A range of recommended GBC food products, appliances and utensils might – for this elite audience – almost match the cachet of the Good Housekeeping Institute’s highly-valued endorsements in the US and UK. The same franchise approach might be taken with consumer research for food companies. A company with highly-engaged ‘members’ could sell a lucrative testing-through-buying service to food companies seeking to spend those expansive promotional budgets.
There’s scope for the kind of exhibitions and demonstrations that underpin the profits of so much specialist media. Lloyd might even want to compete with the newish UK companies whose home deliveries of recipe kits are said to have increased by 65% in the first half of 2016. And his occasional pop-up ‘cookery schools’ could even become a branded national chain.
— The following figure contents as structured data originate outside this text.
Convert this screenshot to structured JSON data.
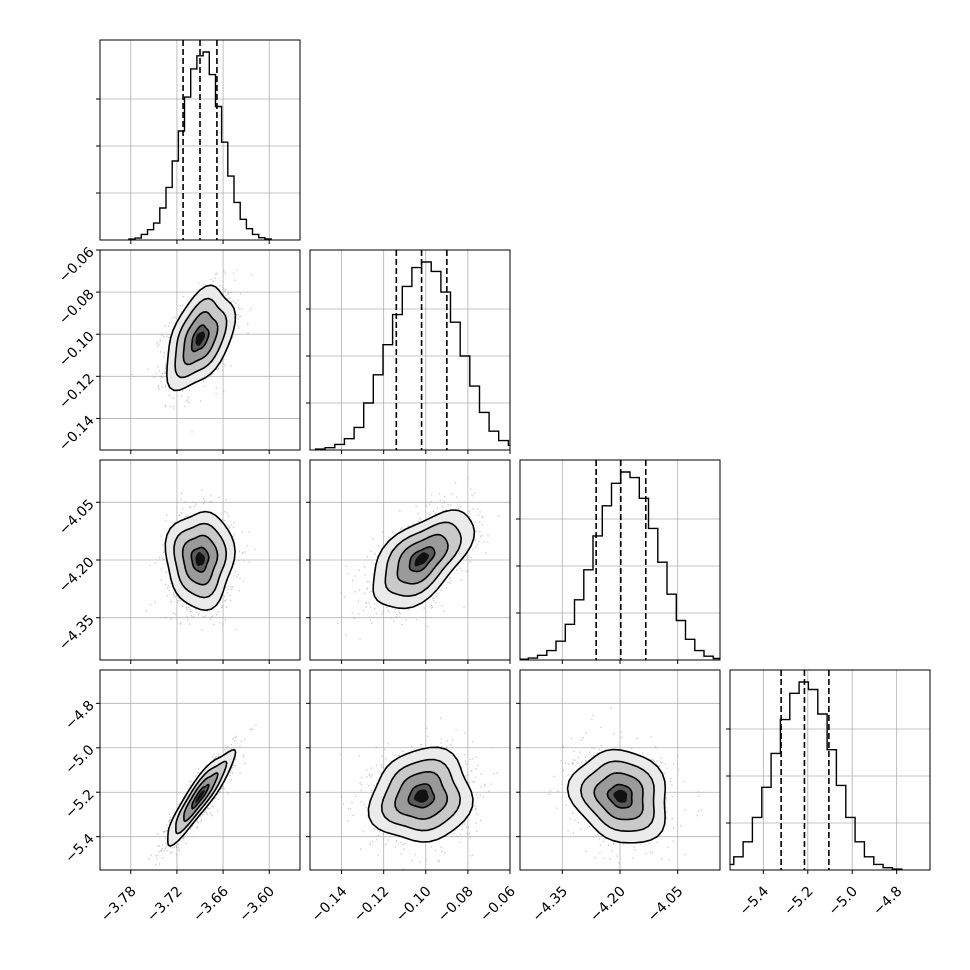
{
  "chart_data": {
    "type": "corner",
    "title": "",
    "variables": [
      {
        "name": "",
        "range": [
          -3.82,
          -3.56
        ],
        "ticks": [
          -3.78,
          -3.72,
          -3.66,
          -3.6
        ],
        "tick_labels": [
          "−3.78",
          "−3.72",
          "−3.66",
          "−3.60"
        ],
        "mean": -3.69,
        "sd": 0.022,
        "quantiles": [
          -3.712,
          -3.69,
          -3.668
        ],
        "hist": [
          0.005,
          0.01,
          0.03,
          0.055,
          0.09,
          0.17,
          0.28,
          0.42,
          0.58,
          0.76,
          0.91,
          0.98,
          1.0,
          0.88,
          0.71,
          0.52,
          0.34,
          0.2,
          0.11,
          0.06,
          0.03,
          0.012,
          0.006
        ]
      },
      {
        "name": "",
        "range": [
          -0.155,
          -0.06
        ],
        "ticks": [
          -0.14,
          -0.12,
          -0.1,
          -0.08,
          -0.06
        ],
        "tick_labels": [
          "−0.14",
          "−0.12",
          "−0.10",
          "−0.08",
          "−0.06"
        ],
        "mean": -0.102,
        "sd": 0.012,
        "quantiles": [
          -0.114,
          -0.102,
          -0.09
        ],
        "hist": [
          0.005,
          0.012,
          0.03,
          0.06,
          0.12,
          0.25,
          0.4,
          0.56,
          0.72,
          0.87,
          0.97,
          1.0,
          0.95,
          0.84,
          0.68,
          0.5,
          0.34,
          0.2,
          0.1,
          0.05,
          0.025,
          0.01
        ]
      },
      {
        "name": "",
        "range": [
          -4.46,
          -3.94
        ],
        "ticks": [
          -4.35,
          -4.2,
          -4.05
        ],
        "tick_labels": [
          "−4.35",
          "−4.20",
          "−4.05"
        ],
        "mean": -4.198,
        "sd": 0.063,
        "quantiles": [
          -4.262,
          -4.198,
          -4.133
        ],
        "hist": [
          0.004,
          0.01,
          0.025,
          0.05,
          0.1,
          0.19,
          0.32,
          0.48,
          0.66,
          0.82,
          0.94,
          1.0,
          0.97,
          0.86,
          0.7,
          0.52,
          0.35,
          0.21,
          0.11,
          0.05,
          0.02,
          0.008
        ]
      },
      {
        "name": "",
        "range": [
          -5.55,
          -4.65
        ],
        "ticks": [
          -5.4,
          -5.2,
          -5.0,
          -4.8
        ],
        "tick_labels": [
          "−5.4",
          "−5.2",
          "−5.0",
          "−4.8"
        ],
        "mean": -5.218,
        "sd": 0.105,
        "quantiles": [
          -5.32,
          -5.215,
          -5.105
        ],
        "hist": [
          0.004,
          0.012,
          0.03,
          0.07,
          0.15,
          0.28,
          0.44,
          0.62,
          0.8,
          0.94,
          1.0,
          0.96,
          0.83,
          0.64,
          0.45,
          0.28,
          0.15,
          0.07,
          0.03,
          0.012,
          0.005
        ]
      }
    ],
    "correlations": [
      [
        1.0,
        0.45,
        0.0,
        0.9
      ],
      [
        0.45,
        1.0,
        0.55,
        0.1
      ],
      [
        0.0,
        0.55,
        1.0,
        -0.15
      ],
      [
        0.9,
        0.1,
        -0.15,
        1.0
      ]
    ],
    "contour_levels_sigma": [
      0.5,
      1.0,
      1.5,
      2.0
    ],
    "quantile_lines": [
      0.16,
      0.5,
      0.84
    ],
    "grid": true
  }
}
Although GBC’s monetisation seems logically to depend on maintaining its loyal non-paying audience, the New York Times and Cookpad identify the possible opportunity – eventually – for premium subscription services, especially linked to e-commerce. But the explosion of free recipes online – which shows no signs of slowing – may mean that the real value of a business like Great British Chefs will be in the depth of the community it has built. The views, attitudes and behaviour of its ‘members’ can make them an especially valuable resource for suppliers. The value will be in the quality of its audience engagement and data it collects. But it all costs money.
The company may need more investment to push it into profit at a time when the inexorable online move towards video and audio content is ready to morph into an even more costly consumer appetite for virtual reality and AI. Media will always need to keep up with the tech. The risk that smart functionality can upstage even the best content is highlighted by an Indian startup called RecipeBook whose ‘Snap n Cook’ feature uses AI. The app tells users: “So grab your phone and start snapping shots of all the ingredients you have and then watch a collection of recipes which can be prepared using these ingredients”. But, then, the Amazon-Allrecipes deal shows how such tech can also become an effective partner for great content.
Great British Chefs is not the first high-quality content business to discover it is easier to build a substantial digital audience than to generate the revenue to pay for it. The growing competition should prompt Ollie Lloyd’s loving shareholders to keep faith and also seek collaborations with potential partners in tech, retailing, events, research-consulting and even broadcasting. They too are wondering how best to capitalise on the food media boom. All the ingredients are there.